Another study demonstrated that the binding energy increments experienced by additional nucleons to a nuclide is a function of two components. One is simply the difference in the number of protons and neutrons in the nuclide. This component has to do with the formation of a neutron-proton spin pair. The other component has to do with the interaction of nucleons through the strong force and it is a function of the net nucleonic charge of the nuclide. If p and n are the numbers of protons and neutrons, respectively, of the nuclide then the net nucleonic charge ζ is

#### ζ = p − νn

where ν is the magnitude of the nucleonic charge of the neutron relative to that of a proton. For a nuclide made up entirely of a alpha particles and xsn excess neutrons the net nucleonic charge would be of the form

#### η = a − μxsn

where μ is the nucleonic charge of a neutron relative to that of an alpha particle. If ν=2/3 then μ is equal to 1. If ν=3/4 then the nucleonic charge of an alpha particle would be 1/2 and μ would be 1.5.

The binding energy associated with the interaction of alpha particles and excess neutrons through the strong force is a nonlinear function of η, but for small values of η to a reasonable approximation it is Kη, where K is a constant. Nucleons also interact through the formation of spin pairs. For example, the addition of another neutron to a nuclide with an odd number of excess neutrons would result in the formation of a neutron-neutron spin pair. Let Enn be the binding energy associated with the formation of a neutron-neutron spin pair. The binding energies associated with the formation of spin pairs is not really a constant independent of the levels of a and xsn but for the present it is assumed to be a constant.

The incremental binding energy of a neutron, IBEn, is the binding energy change associated with the addition of another neutron to a nuclide. For a nuclide with a alpha particles and xsn excess neutrons in which xsn is odd it is

#### IBEn = Kη + Ennor, expanded IBEn = K(a−μxsn) + Enn

For stability the values of a and xsn must be such that IBEn≤0. The minimum number of xsn for a nuclide with a alpha particles is reached when IBEn is driven to zero.
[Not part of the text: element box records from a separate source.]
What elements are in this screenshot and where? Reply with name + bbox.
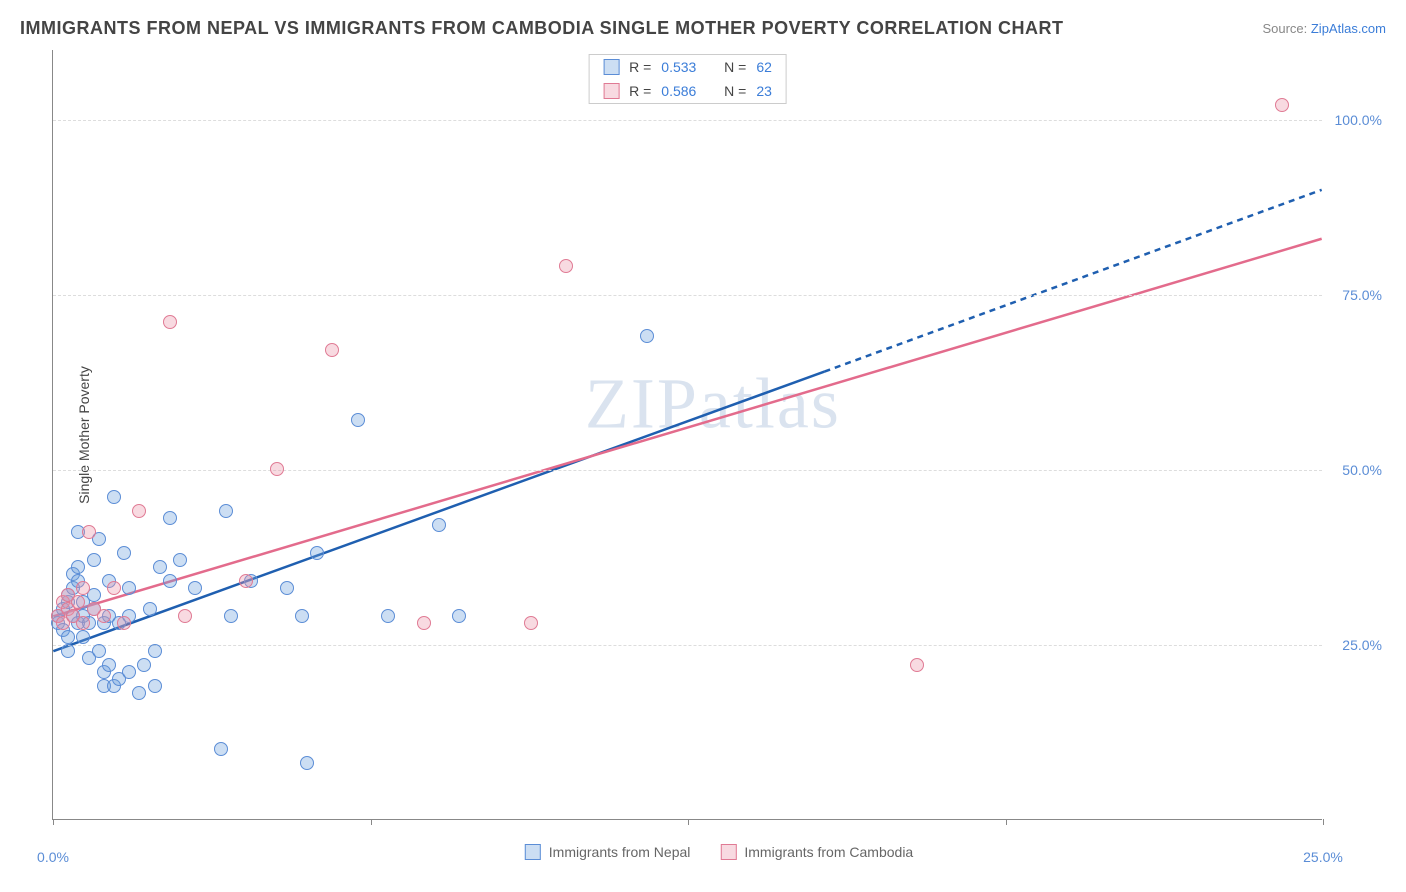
data-point bbox=[71, 595, 85, 609]
grid-line bbox=[53, 470, 1322, 471]
legend-correlation: R = 0.533 N = 62 R = 0.586 N = 23 bbox=[588, 54, 787, 104]
data-point bbox=[214, 742, 228, 756]
grid-line bbox=[53, 645, 1322, 646]
data-point bbox=[76, 630, 90, 644]
chart-title: IMMIGRANTS FROM NEPAL VS IMMIGRANTS FROM… bbox=[20, 18, 1064, 39]
data-point bbox=[163, 574, 177, 588]
data-point bbox=[148, 679, 162, 693]
grid-line bbox=[53, 120, 1322, 121]
data-point bbox=[61, 644, 75, 658]
legend-swatch bbox=[603, 83, 619, 99]
data-point bbox=[97, 609, 111, 623]
data-point bbox=[148, 644, 162, 658]
data-point bbox=[107, 490, 121, 504]
x-tick bbox=[1006, 819, 1007, 825]
data-point bbox=[432, 518, 446, 532]
data-point bbox=[559, 259, 573, 273]
legend-row: R = 0.533 N = 62 bbox=[589, 55, 786, 79]
source-label: Source: ZipAtlas.com bbox=[1262, 21, 1386, 36]
data-point bbox=[325, 343, 339, 357]
legend-series-item: Immigrants from Nepal bbox=[525, 844, 691, 860]
data-point bbox=[82, 525, 96, 539]
data-point bbox=[381, 609, 395, 623]
chart-container: Single Mother Poverty R = 0.533 N = 62 R… bbox=[52, 50, 1386, 820]
data-point bbox=[295, 609, 309, 623]
y-tick-label: 25.0% bbox=[1342, 637, 1382, 653]
data-point bbox=[122, 581, 136, 595]
legend-swatch bbox=[720, 844, 736, 860]
data-point bbox=[117, 546, 131, 560]
data-point bbox=[219, 504, 233, 518]
data-point bbox=[102, 658, 116, 672]
data-point bbox=[640, 329, 654, 343]
legend-series: Immigrants from Nepal Immigrants from Cam… bbox=[525, 844, 913, 860]
data-point bbox=[71, 560, 85, 574]
y-tick-label: 100.0% bbox=[1335, 112, 1382, 128]
x-tick-label: 0.0% bbox=[37, 849, 69, 865]
x-tick bbox=[1323, 819, 1324, 825]
y-tick-label: 75.0% bbox=[1342, 287, 1382, 303]
data-point bbox=[178, 609, 192, 623]
data-point bbox=[122, 665, 136, 679]
legend-swatch bbox=[603, 59, 619, 75]
data-point bbox=[1275, 98, 1289, 112]
data-point bbox=[87, 553, 101, 567]
data-point bbox=[92, 644, 106, 658]
data-point bbox=[239, 574, 253, 588]
x-tick-label: 25.0% bbox=[1303, 849, 1343, 865]
data-point bbox=[351, 413, 365, 427]
data-point bbox=[310, 546, 324, 560]
x-tick bbox=[688, 819, 689, 825]
data-point bbox=[132, 504, 146, 518]
data-point bbox=[137, 658, 151, 672]
data-point bbox=[188, 581, 202, 595]
y-tick-label: 50.0% bbox=[1342, 462, 1382, 478]
data-point bbox=[173, 553, 187, 567]
data-point bbox=[910, 658, 924, 672]
data-point bbox=[224, 609, 238, 623]
data-point bbox=[153, 560, 167, 574]
data-point bbox=[117, 616, 131, 630]
data-point bbox=[452, 609, 466, 623]
data-point bbox=[280, 581, 294, 595]
data-point bbox=[417, 616, 431, 630]
source-link[interactable]: ZipAtlas.com bbox=[1311, 21, 1386, 36]
trend-lines bbox=[53, 50, 1322, 819]
data-point bbox=[143, 602, 157, 616]
data-point bbox=[76, 616, 90, 630]
x-tick bbox=[371, 819, 372, 825]
data-point bbox=[524, 616, 538, 630]
plot-area: Single Mother Poverty R = 0.533 N = 62 R… bbox=[52, 50, 1322, 820]
data-point bbox=[61, 630, 75, 644]
data-point bbox=[132, 686, 146, 700]
grid-line bbox=[53, 295, 1322, 296]
legend-swatch bbox=[525, 844, 541, 860]
data-point bbox=[300, 756, 314, 770]
data-point bbox=[107, 581, 121, 595]
x-tick bbox=[53, 819, 54, 825]
legend-row: R = 0.586 N = 23 bbox=[589, 79, 786, 103]
data-point bbox=[163, 315, 177, 329]
data-point bbox=[270, 462, 284, 476]
data-point bbox=[76, 581, 90, 595]
data-point bbox=[163, 511, 177, 525]
legend-series-item: Immigrants from Cambodia bbox=[720, 844, 913, 860]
This means that

#### K(a − μxsnmax) + Enn = 0 and hence xsnmax = (1/μ)a + Enn/K

There is also an incremental binding energy for an additional alpha particle, IBEa. Its value is given by

#### IBEa = −Kη = −K(a − μxsn) = Kμxsn − Ka

There are no additional spin pairs formed by the addition of another alpha particle. The minimum number of excess neutrons is where IBEa=0 and hence

#### xsnmin = (1/μ)a

According to this simplified theory the slope of the relationships between xsnmax and xsnmin should both be (1/μ). The actual relationships display a number of piecewise linear sections with different slopes. The initial section for xsnmin is determined by the constraint that xsn cannot be negative. There is however one section which best fits the model. It is the initial section of the relationship for xsnmax and a between a=3 and a=23. The regression equation for this section of the data is

#### xsnmax = 1.05584a + 6.36926

This means that (1/μ)=1.05584 and hence μ=0.94711. The standard deviation of the slope is 0.04328 so the z-ratio for the deviation of the slope from 1.00000 is (1.05584−1)/0.04328=1.29. Therefore the slope of the relationship between xsnmax and a is not statistically significantly different from 1.0 at the 95 percent level of confidence. Thus μ is not significantly different from 1.0 and thus the magnitude of the nucleonic charge of a neutron is two-thirds that of a proton.
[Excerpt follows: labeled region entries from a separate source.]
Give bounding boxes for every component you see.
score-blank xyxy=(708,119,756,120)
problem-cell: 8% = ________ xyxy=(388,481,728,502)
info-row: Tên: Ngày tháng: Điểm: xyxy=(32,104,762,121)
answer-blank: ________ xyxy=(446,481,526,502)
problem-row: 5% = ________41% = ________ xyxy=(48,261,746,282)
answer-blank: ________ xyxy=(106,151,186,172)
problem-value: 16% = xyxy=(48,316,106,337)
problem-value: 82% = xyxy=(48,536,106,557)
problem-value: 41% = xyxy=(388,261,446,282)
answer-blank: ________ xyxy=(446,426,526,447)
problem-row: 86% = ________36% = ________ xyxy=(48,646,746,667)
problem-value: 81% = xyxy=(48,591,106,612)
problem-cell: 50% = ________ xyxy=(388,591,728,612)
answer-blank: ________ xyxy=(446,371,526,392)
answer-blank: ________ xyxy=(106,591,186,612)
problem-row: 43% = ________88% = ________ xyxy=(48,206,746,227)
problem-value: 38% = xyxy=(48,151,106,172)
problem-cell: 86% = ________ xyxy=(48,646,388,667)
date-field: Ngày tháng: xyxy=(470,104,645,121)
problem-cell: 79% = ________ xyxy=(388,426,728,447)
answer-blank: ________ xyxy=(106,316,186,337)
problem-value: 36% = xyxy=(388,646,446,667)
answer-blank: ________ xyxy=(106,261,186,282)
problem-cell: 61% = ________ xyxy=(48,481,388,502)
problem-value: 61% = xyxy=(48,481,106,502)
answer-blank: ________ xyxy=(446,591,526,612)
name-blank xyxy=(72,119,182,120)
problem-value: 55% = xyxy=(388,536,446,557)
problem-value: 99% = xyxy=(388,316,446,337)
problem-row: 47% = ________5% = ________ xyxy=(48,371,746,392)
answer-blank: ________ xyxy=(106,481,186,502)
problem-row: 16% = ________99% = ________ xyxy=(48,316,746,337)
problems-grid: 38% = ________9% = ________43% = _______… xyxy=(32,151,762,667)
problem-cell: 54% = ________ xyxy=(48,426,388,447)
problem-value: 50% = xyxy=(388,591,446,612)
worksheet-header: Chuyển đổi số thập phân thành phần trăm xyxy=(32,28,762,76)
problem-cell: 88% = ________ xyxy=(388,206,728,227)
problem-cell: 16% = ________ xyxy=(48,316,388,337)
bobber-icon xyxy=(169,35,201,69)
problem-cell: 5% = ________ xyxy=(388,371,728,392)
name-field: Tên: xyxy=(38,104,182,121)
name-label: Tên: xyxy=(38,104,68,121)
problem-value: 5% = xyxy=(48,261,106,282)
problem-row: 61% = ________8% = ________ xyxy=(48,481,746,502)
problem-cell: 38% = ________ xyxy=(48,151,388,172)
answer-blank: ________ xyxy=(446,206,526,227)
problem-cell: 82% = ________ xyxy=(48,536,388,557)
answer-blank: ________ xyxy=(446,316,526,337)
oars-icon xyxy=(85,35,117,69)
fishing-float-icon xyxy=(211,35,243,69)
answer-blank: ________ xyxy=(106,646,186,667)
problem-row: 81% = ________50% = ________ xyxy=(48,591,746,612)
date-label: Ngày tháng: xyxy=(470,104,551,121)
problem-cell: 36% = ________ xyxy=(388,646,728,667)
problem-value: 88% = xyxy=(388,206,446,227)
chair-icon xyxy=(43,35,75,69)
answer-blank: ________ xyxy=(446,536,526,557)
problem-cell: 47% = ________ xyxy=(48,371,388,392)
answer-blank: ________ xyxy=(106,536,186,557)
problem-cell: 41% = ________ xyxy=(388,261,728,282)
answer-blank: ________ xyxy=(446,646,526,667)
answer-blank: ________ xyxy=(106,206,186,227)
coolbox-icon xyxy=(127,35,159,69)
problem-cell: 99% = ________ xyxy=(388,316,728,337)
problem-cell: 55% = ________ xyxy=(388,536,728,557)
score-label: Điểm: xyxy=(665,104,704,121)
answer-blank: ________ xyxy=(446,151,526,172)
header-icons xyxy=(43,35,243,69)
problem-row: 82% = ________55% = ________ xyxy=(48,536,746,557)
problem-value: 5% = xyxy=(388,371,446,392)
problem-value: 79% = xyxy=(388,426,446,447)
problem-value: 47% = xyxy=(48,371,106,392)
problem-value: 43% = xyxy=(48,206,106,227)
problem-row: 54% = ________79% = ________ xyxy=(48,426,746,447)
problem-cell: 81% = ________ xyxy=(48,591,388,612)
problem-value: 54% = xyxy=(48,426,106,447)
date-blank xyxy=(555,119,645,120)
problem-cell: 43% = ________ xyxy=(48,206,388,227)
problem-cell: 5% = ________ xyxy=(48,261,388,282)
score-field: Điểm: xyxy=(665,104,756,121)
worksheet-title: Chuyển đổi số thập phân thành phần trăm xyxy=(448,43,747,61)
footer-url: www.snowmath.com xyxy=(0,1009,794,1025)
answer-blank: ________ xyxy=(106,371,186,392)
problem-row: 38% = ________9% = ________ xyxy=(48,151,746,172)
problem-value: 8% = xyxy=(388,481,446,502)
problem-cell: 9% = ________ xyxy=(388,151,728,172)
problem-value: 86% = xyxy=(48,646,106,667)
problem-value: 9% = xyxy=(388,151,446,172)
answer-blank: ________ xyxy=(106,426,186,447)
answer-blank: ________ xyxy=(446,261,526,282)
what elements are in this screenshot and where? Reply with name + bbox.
Now the equations for the maximum and minimum number of excess neutrons can be displayed together; i.e.,

#### xsnmax = (1/μ)a + Enn/(Kμ) xsnmin = (1/μ)a

If these two equations are averaged the result is

#### xsnmid = (1/μ)a + Enn/(2Kμ)

Here is the display for xsnmid as function of the number of alpha particles. If the two equations are subtracted the result is

#### xsnrange = (Enn/(Kμ)

Thus if Enn were constant then xsnrange would be constant. But over the initial levels of alpha particles, the number of excess neutrons cannot be less than zero. At the limit of the number of alpha particles the range of excess neutrons goes to zero. The actual range displays this sort of pattern but with more complications.